Far-right activists and “alt-right” trolls are using the #MeToo movement to bolster their xenophobia
#120dB is an ethnosexist German campaign that scapegoats Europe's migrants for gender-based violence
Written by Nina Mast
Published
A far-right campaign that blames immigrants and refugees for sexual violence in Europe is attempting to ride the coattails of the #MeToo movement. The campaign, apparently launched by German women and promoted by European white supremacists, far-right media figures, and anti-Muslim extremists, is an ethnosexist exploitation of a legitimate movement against gender-based violence and an attempt at normalizing hate against immigrant and refugee communities.
The campaign is known as 120 decibels, a reference to the volume of most pocket alarms carried by some women as a defense against street harassment, and seems to have first appeared on Twitter January 30 in the form of the hashtag #120dB and a video that’s gone viral among far-right and ethnonationalist groups.
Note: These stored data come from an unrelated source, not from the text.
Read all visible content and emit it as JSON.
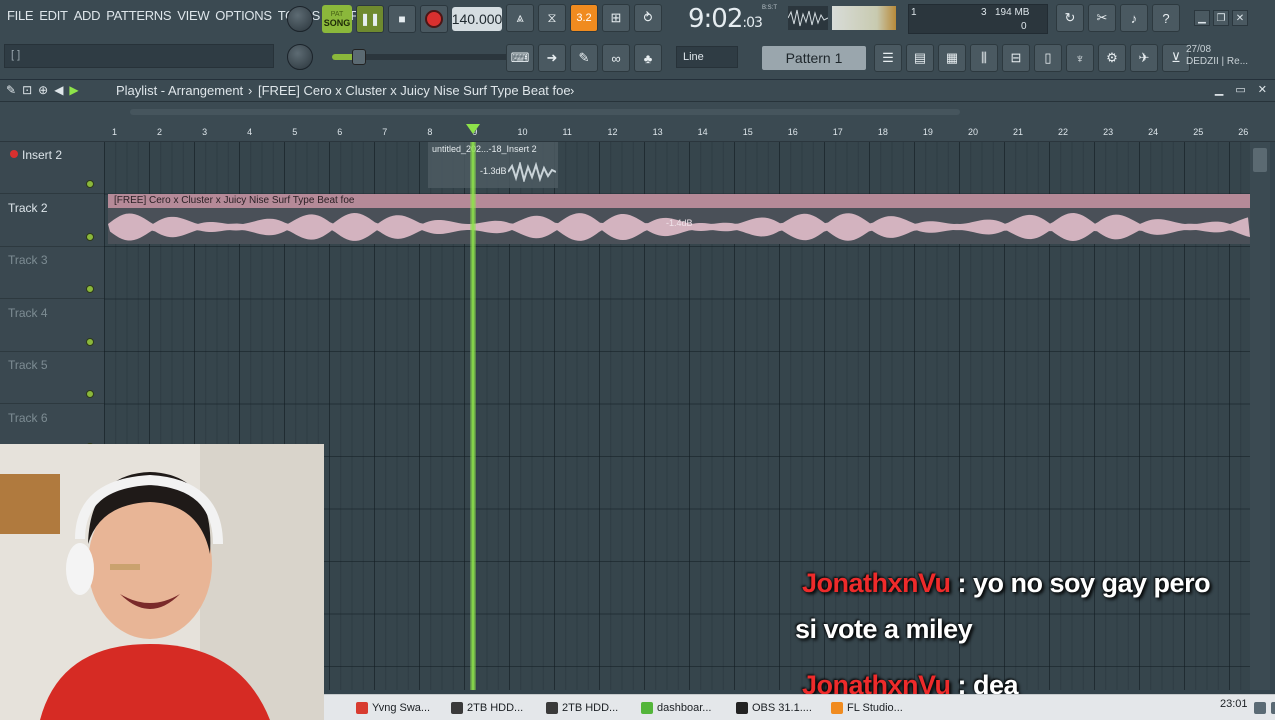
{
  "menu": [
    "FILE",
    "EDIT",
    "ADD",
    "PATTERNS",
    "VIEW",
    "OPTIONS",
    "TOOLS",
    "HELP"
  ],
  "hint_text": "[ ]",
  "transport": {
    "pat_label": "PAT",
    "song_label": "SONG",
    "play": "❚❚",
    "stop": "■",
    "tempo": "140.000"
  },
  "snap_label": "3.2",
  "clock": {
    "time": "9:02",
    "sub": "03",
    "bst": "B:S:T"
  },
  "cpu": {
    "voices": "3",
    "mem": "194 MB",
    "poly": "0",
    "cpu": "1"
  },
  "window_buttons": [
    "▁",
    "❐",
    "✕"
  ],
  "line_mode": "Line",
  "pattern": "Pattern 1",
  "date_box": {
    "date": "27/08",
    "user": "DEDZII | Re..."
  },
  "playlist": {
    "title": "Playlist - Arrangement",
    "separator": "›",
    "song_name": "[FREE] Cero x Cluster x Juicy Nise  Surf Type Beat  foe",
    "song_arrow": "›"
  },
  "ruler": [
    "1",
    "2",
    "3",
    "4",
    "5",
    "6",
    "7",
    "8",
    "9",
    "10",
    "11",
    "12",
    "13",
    "14",
    "15",
    "16",
    "17",
    "18",
    "19",
    "20",
    "21",
    "22",
    "23",
    "24",
    "25",
    "26"
  ],
  "tracks": [
    {
      "name": "Insert 2",
      "dim": false
    },
    {
      "name": "Track 2",
      "dim": false
    },
    {
      "name": "Track 3",
      "dim": true
    },
    {
      "name": "Track 4",
      "dim": true
    },
    {
      "name": "Track 5",
      "dim": true
    },
    {
      "name": "Track 6",
      "dim": true
    }
  ],
  "clips": {
    "small": {
      "label": "untitled_202...-18_Insert 2",
      "gain": "-1.3dB"
    },
    "main": {
      "label": "[FREE] Cero x Cluster x Juicy Nise  Surf Type Beat  foe",
      "gain": "-1.4dB"
    }
  },
  "chat": [
    {
      "user": "JonathxnVu",
      "text": " : yo no soy gay pero"
    },
    {
      "user": "",
      "text": "si vote a miley"
    },
    {
      "user": "JonathxnVu",
      "text": " : dea"
    }
  ],
  "taskbar": {
    "items": [
      {
        "label": "Yvng Swa...",
        "color": "#d83b2f"
      },
      {
        "label": "2TB HDD...",
        "color": "#3a3a3a"
      },
      {
        "label": "2TB HDD...",
        "color": "#3a3a3a"
      },
      {
        "label": "dashboar...",
        "color": "#53b53a"
      },
      {
        "label": "OBS 31.1....",
        "color": "#222222"
      },
      {
        "label": "FL Studio...",
        "color": "#f08b1f"
      }
    ],
    "time": "23:01"
  },
  "colors": {
    "accent_green": "#8ee34a",
    "clip_pink": "#b58a98",
    "record_red": "#d8302f",
    "chat_user": "#ee2b2b"
  }
}
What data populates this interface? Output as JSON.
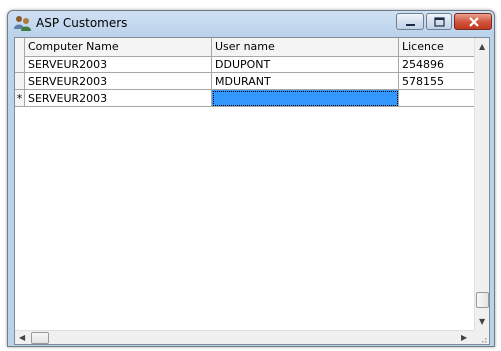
{
  "window": {
    "title": "ASP Customers",
    "icon": "users-icon",
    "controls": [
      "minimize-icon",
      "maximize-icon",
      "close-icon"
    ]
  },
  "grid": {
    "columns": [
      "Computer Name",
      "User name",
      "Licence"
    ],
    "rows": [
      {
        "indicator": "",
        "computer": "SERVEUR2003",
        "user": "DDUPONT",
        "licence": "254896"
      },
      {
        "indicator": "",
        "computer": "SERVEUR2003",
        "user": "MDURANT",
        "licence": "578155"
      },
      {
        "indicator": "*",
        "computer": "SERVEUR2003",
        "user": "",
        "licence": ""
      }
    ]
  },
  "colors": {
    "selection": "#3399ff",
    "close_button": "#c0391f",
    "titlebar": "#cfe0f3"
  }
}
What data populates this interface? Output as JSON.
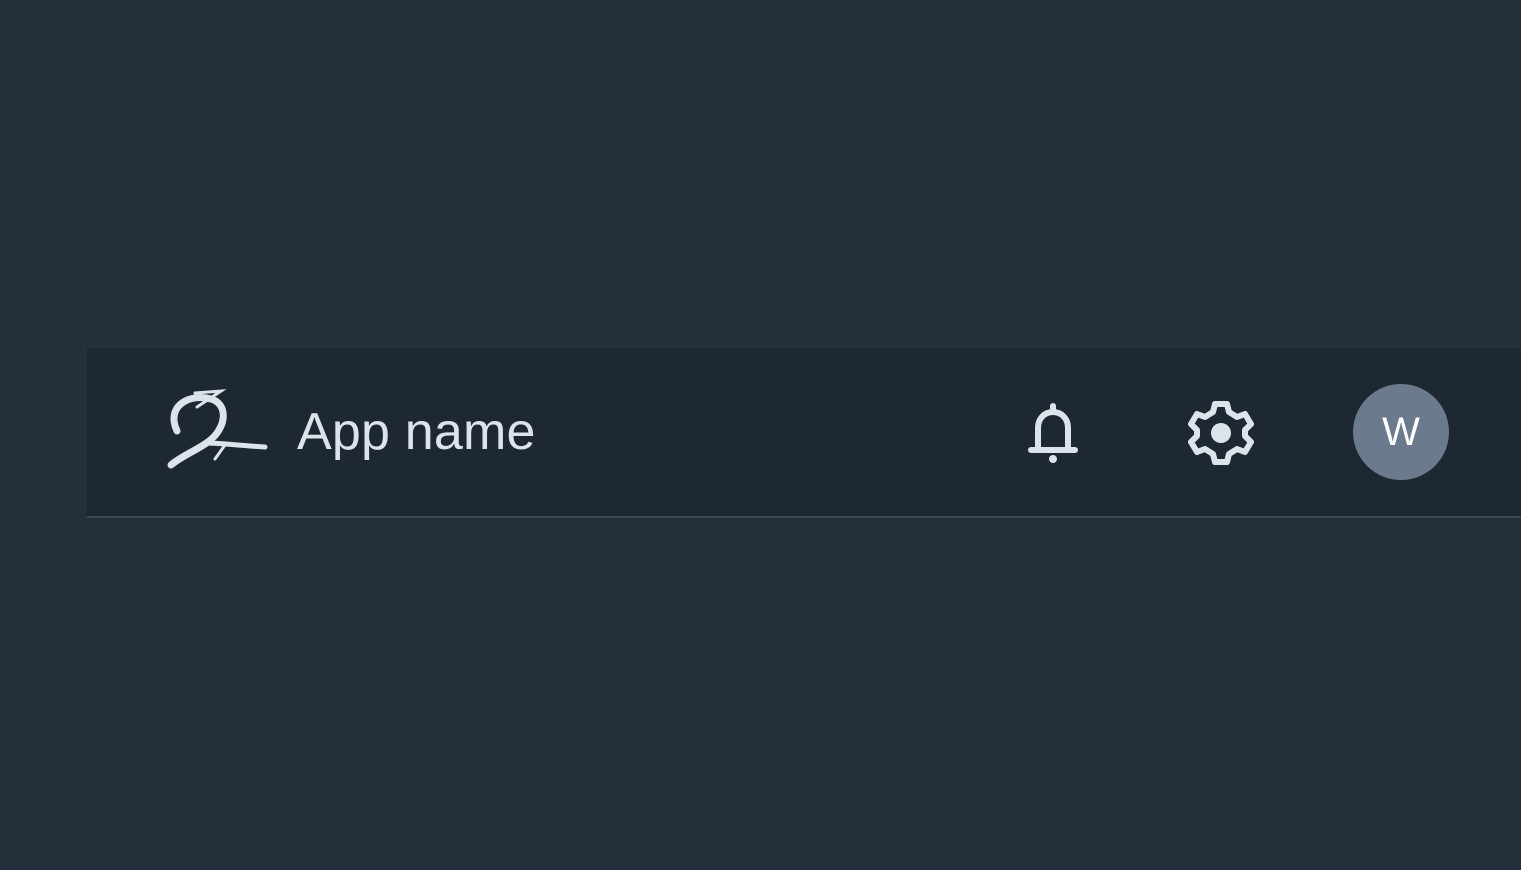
{
  "app_bar": {
    "app_name": "App name",
    "logo": "boeing-style-logo",
    "actions": {
      "notifications_icon": "bell-icon",
      "settings_icon": "gear-icon"
    },
    "user": {
      "initial": "W"
    }
  },
  "colors": {
    "page_background": "#232f3b",
    "app_bar_background": "#1e2832",
    "text": "#dde3ea",
    "avatar_background": "#6b7b8d"
  }
}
The movement’s website invites women to join the “resistance” and share their experiences with “imported violence” using the hashtag #120dB.
In the video's subtitles, several women -- purporting to speak for women who were subjected to violence in Germany, Sweden, and the United Kingdom -- claimed their respective countries “refuse to secure our borders” and “refuse to deport criminals.” They also lamented the European countries’ alleged cover-up of a migrant crime epidemic, saying their governments’ leaders would “rather censor any critique against [them] then taking (sic) us seriously.” The women contend, “Because of your immigration policies, we are facing soon a majority of young men that come from archaic societies with no womens-rights (sic). You knew that and you accepted it.” They called themselves the “daughters of Europa” and promised to call these abuses to account. And they call #120dB “the true #metoo.”
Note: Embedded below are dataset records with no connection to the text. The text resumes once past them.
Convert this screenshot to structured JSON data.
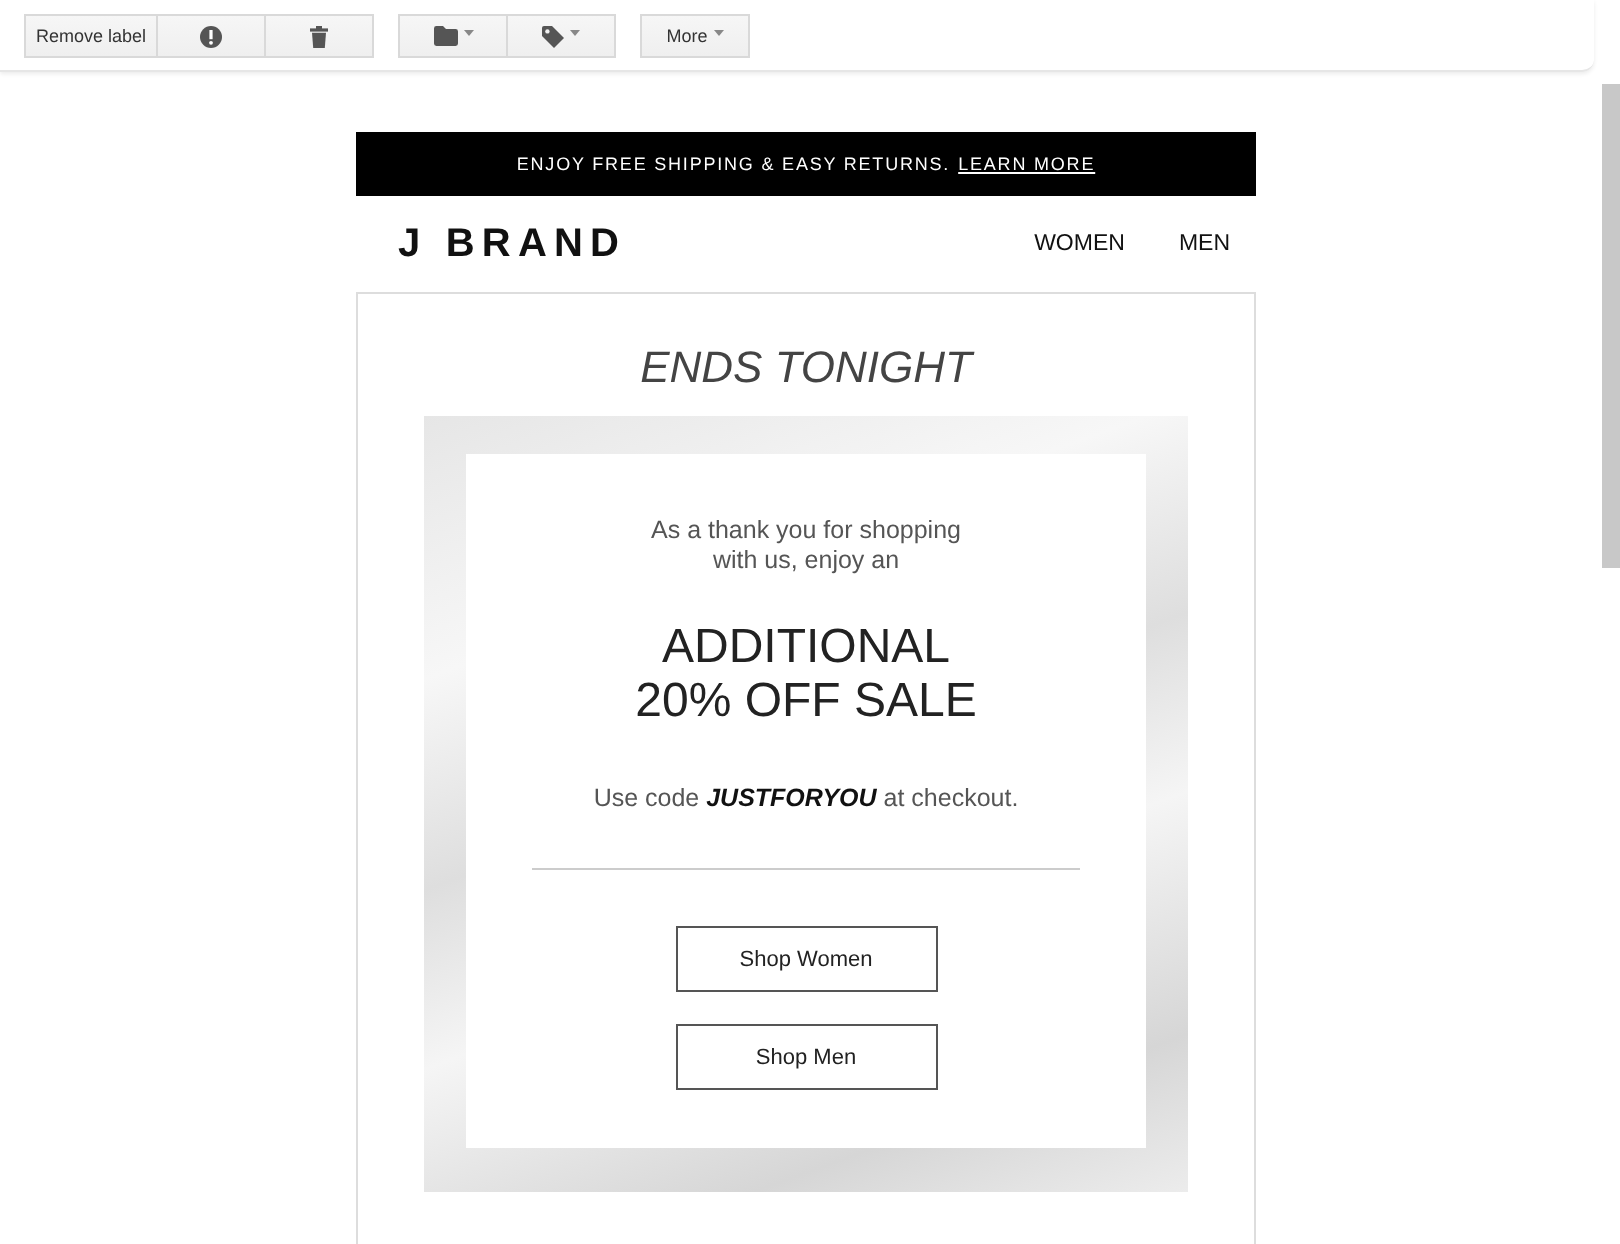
{
  "toolbar": {
    "groups": [
      {
        "buttons": [
          {
            "kind": "remove",
            "label": "Remove label"
          },
          {
            "kind": "report"
          },
          {
            "kind": "delete"
          }
        ]
      },
      {
        "buttons": [
          {
            "kind": "move"
          },
          {
            "kind": "label"
          }
        ]
      },
      {
        "buttons": [
          {
            "kind": "more",
            "label": "More"
          }
        ]
      }
    ]
  },
  "email": {
    "banner": {
      "message": "ENJOY FREE SHIPPING & EASY RETURNS.",
      "link": "LEARN MORE"
    },
    "header": {
      "logo": "J BRAND",
      "nav": [
        "WOMEN",
        "MEN"
      ]
    },
    "headline": "ENDS TONIGHT",
    "offer": {
      "intro": "As a thank you for shopping with us, enjoy an",
      "title": "ADDITIONAL 20% OFF SALE",
      "note": "Use code **JUSTFORYOU** at checkout."
    },
    "buttons": [
      "Shop Women",
      "Shop Men"
    ]
  }
}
The hashtag and video are being heavily promoted by Generation Identity, a self-proclaimed pan-European “Identitarian” movement against the “replacement” of (white) Europeans with migrants. Its Austrian co-founder Martin Sellner uploaded a version of the campaign video with English subtitles around the time #120dB first appeared online; it now has more than 40,000 views.
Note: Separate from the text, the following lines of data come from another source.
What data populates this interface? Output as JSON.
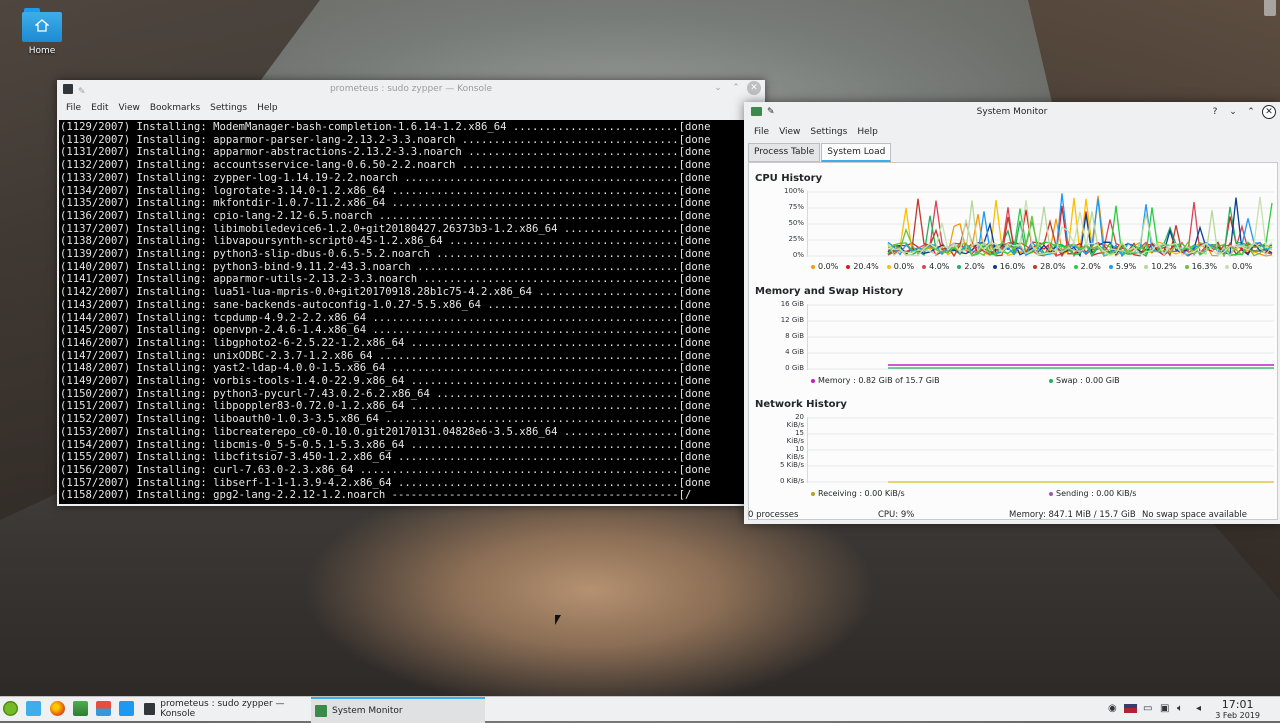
{
  "desktop": {
    "home_label": "Home"
  },
  "konsole": {
    "title": "prometeus : sudo zypper — Konsole",
    "menu": [
      "File",
      "Edit",
      "View",
      "Bookmarks",
      "Settings",
      "Help"
    ],
    "lines": [
      "(1129/2007) Installing: ModemManager-bash-completion-1.6.14-1.2.x86_64 ..........................[done",
      "(1130/2007) Installing: apparmor-parser-lang-2.13.2-3.3.noarch ..................................[done",
      "(1131/2007) Installing: apparmor-abstractions-2.13.2-3.3.noarch .................................[done",
      "(1132/2007) Installing: accountsservice-lang-0.6.50-2.2.noarch ..................................[done",
      "(1133/2007) Installing: zypper-log-1.14.19-2.2.noarch ...........................................[done",
      "(1134/2007) Installing: logrotate-3.14.0-1.2.x86_64 .............................................[done",
      "(1135/2007) Installing: mkfontdir-1.0.7-11.2.x86_64 .............................................[done",
      "(1136/2007) Installing: cpio-lang-2.12-6.5.noarch ...............................................[done",
      "(1137/2007) Installing: libimobiledevice6-1.2.0+git20180427.26373b3-1.2.x86_64 ..................[done",
      "(1138/2007) Installing: libvapoursynth-script0-45-1.2.x86_64 ....................................[done",
      "(1139/2007) Installing: python3-slip-dbus-0.6.5-5.2.noarch ......................................[done",
      "(1140/2007) Installing: python3-bind-9.11.2-43.3.noarch .........................................[done",
      "(1141/2007) Installing: apparmor-utils-2.13.2-3.3.noarch ........................................[done",
      "(1142/2007) Installing: lua51-lua-mpris-0.0+git20170918.28b1c75-4.2.x86_64 ......................[done",
      "(1143/2007) Installing: sane-backends-autoconfig-1.0.27-5.5.x86_64 ..............................[done",
      "(1144/2007) Installing: tcpdump-4.9.2-2.2.x86_64 ................................................[done",
      "(1145/2007) Installing: openvpn-2.4.6-1.4.x86_64 ................................................[done",
      "(1146/2007) Installing: libgphoto2-6-2.5.22-1.2.x86_64 ..........................................[done",
      "(1147/2007) Installing: unixODBC-2.3.7-1.2.x86_64 ...............................................[done",
      "(1148/2007) Installing: yast2-ldap-4.0.0-1.5.x86_64 .............................................[done",
      "(1149/2007) Installing: vorbis-tools-1.4.0-22.9.x86_64 ..........................................[done",
      "(1150/2007) Installing: python3-pycurl-7.43.0.2-6.2.x86_64 ......................................[done",
      "(1151/2007) Installing: libpoppler83-0.72.0-1.2.x86_64 ..........................................[done",
      "(1152/2007) Installing: liboauth0-1.0.3-3.5.x86_64 ..............................................[done",
      "(1153/2007) Installing: libcreaterepo_c0-0.10.0.git20170131.04828e6-3.5.x86_64 ..................[done",
      "(1154/2007) Installing: libcmis-0_5-5-0.5.1-5.3.x86_64 ..........................................[done",
      "(1155/2007) Installing: libcfitsio7-3.450-1.2.x86_64 ............................................[done",
      "(1156/2007) Installing: curl-7.63.0-2.3.x86_64 ..................................................[done",
      "(1157/2007) Installing: libserf-1-1-1.3.9-4.2.x86_64 ............................................[done",
      "(1158/2007) Installing: gpg2-lang-2.2.12-1.2.noarch ---------------------------------------------[/"
    ]
  },
  "sysmon": {
    "title": "System Monitor",
    "menu": [
      "File",
      "View",
      "Settings",
      "Help"
    ],
    "tabs": [
      "Process Table",
      "System Load"
    ],
    "cpu": {
      "title": "CPU History",
      "ticks": [
        "100%",
        "75%",
        "50%",
        "25%",
        "0%"
      ],
      "legend": [
        {
          "label": "0.0%",
          "color": "#f39c12"
        },
        {
          "label": "20.4%",
          "color": "#e31a1c"
        },
        {
          "label": "0.0%",
          "color": "#fdbf00"
        },
        {
          "label": "4.0%",
          "color": "#da4453"
        },
        {
          "label": "2.0%",
          "color": "#27ae60"
        },
        {
          "label": "16.0%",
          "color": "#0b3d91"
        },
        {
          "label": "28.0%",
          "color": "#c0392b"
        },
        {
          "label": "2.0%",
          "color": "#2ecc40"
        },
        {
          "label": "5.9%",
          "color": "#1d99f3"
        },
        {
          "label": "10.2%",
          "color": "#b7d79a"
        },
        {
          "label": "16.3%",
          "color": "#6fbf40"
        },
        {
          "label": "0.0%",
          "color": "#c8e0b0"
        }
      ]
    },
    "memory": {
      "title": "Memory and Swap History",
      "ticks": [
        "16 GiB",
        "12 GiB",
        "8 GiB",
        "4 GiB",
        "0 GiB"
      ],
      "legend_memory": "Memory : 0.82 GiB of 15.7 GiB",
      "legend_swap": "Swap : 0.00 GiB",
      "memory_color": "#c020c0",
      "swap_color": "#27ae60"
    },
    "network": {
      "title": "Network History",
      "ticks": [
        "20 KiB/s",
        "15 KiB/s",
        "10 KiB/s",
        "5 KiB/s",
        "0 KiB/s"
      ],
      "legend_receiving": "Receiving : 0.00 KiB/s",
      "legend_sending": "Sending : 0.00 KiB/s",
      "receiving_color": "#b8a020",
      "sending_color": "#9b59b6"
    },
    "status": {
      "processes": "0 processes",
      "cpu": "CPU: 9%",
      "memory": "Memory: 847.1 MiB / 15.7 GiB",
      "swap": "No swap space available"
    }
  },
  "taskbar": {
    "tasks": [
      {
        "label": "prometeus : sudo zypper — Konsole"
      },
      {
        "label": "System Monitor"
      }
    ],
    "clock_time": "17:01",
    "clock_date": "3 Feb 2019"
  }
}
Prominent women in the “alt-right” -- who consider themselves “anti-feminist” and value conceiving and raising white families -- are now starting to notice the #120dB campaign. Brittany Pettibone, a well-known “alt-right” troll who advocates for “anti-feminist” ideas and openly supported Defend Europe's campaign to disrupt refugee rescue missions, shared the English-captioned video on Twitter.
The hashtag #120dB has since garnered attention from English-speaking audiences more widely -- including from the American anti-Muslim commentator Pamela Geller; the founder of a group called “Resistance Against Islamic Radicals,” Amy Mek, anti-immigrant pundit Ann Coulter; and contributors to the Canadian “alt-right” media outlet Rebel Media, Tommy Robinson and Lucy Brown.
The campaign has also garnered attention from far-right activists and trolls obsessed with a mythical crime wave in Europe. Most notably, Breitbart London author Chris Tomlinson penned a February 1 article on the subject and has tweeted the hashtag #120dB 15 times as of this writing. In another tweet, Tomlinson used the hashtag to promote a Breitbart article he wrote about the late January murder of Pamela Mastropieto, an 18-year-old Italian, woman by a Nigerian man. On Saturday, a far-right extremist was arrested in connection with a racially-motivated shooting rampage in the central Italian city of Macerata, apparently in retaliation for her brutal killing. After the attack, far-right 4-chan trolls defended the suspected gunman Luca Traini, and one post called for followers to hang posters around Italy that read, “I was killed by open borders,” a photo of the woman, and a reference to the hashtag #120dB.
Media Matters has documented Breitbart’s -- and, in particular, Tomlinson’s -- obsession with a nonexistent European crime wave, especially in Sweden. Two of Breitbart’s favorite tropes -- both employed by #120dB -- are the portrayal of immigrant men (particularly Muslims) as predisposed toward sexual violence, and the baseless accusation that law enforcement is involved in a cover-up of violent crime by immigrant populations.
Meanwhile, Lana Lokteff, the "alt-right" co-host with her Swedish husband of Red Ice TV, a media company affiliated with white nationalist Richard Spencer’s AltRight Corporation, plans to interview the women of #120dB this week. Lokteff has previously criticized women who have spoken out against disgraced Hollywood mogul and sexual predator Harvey Weinstein, calling one of his accusers, Rose McGowan, “awful.”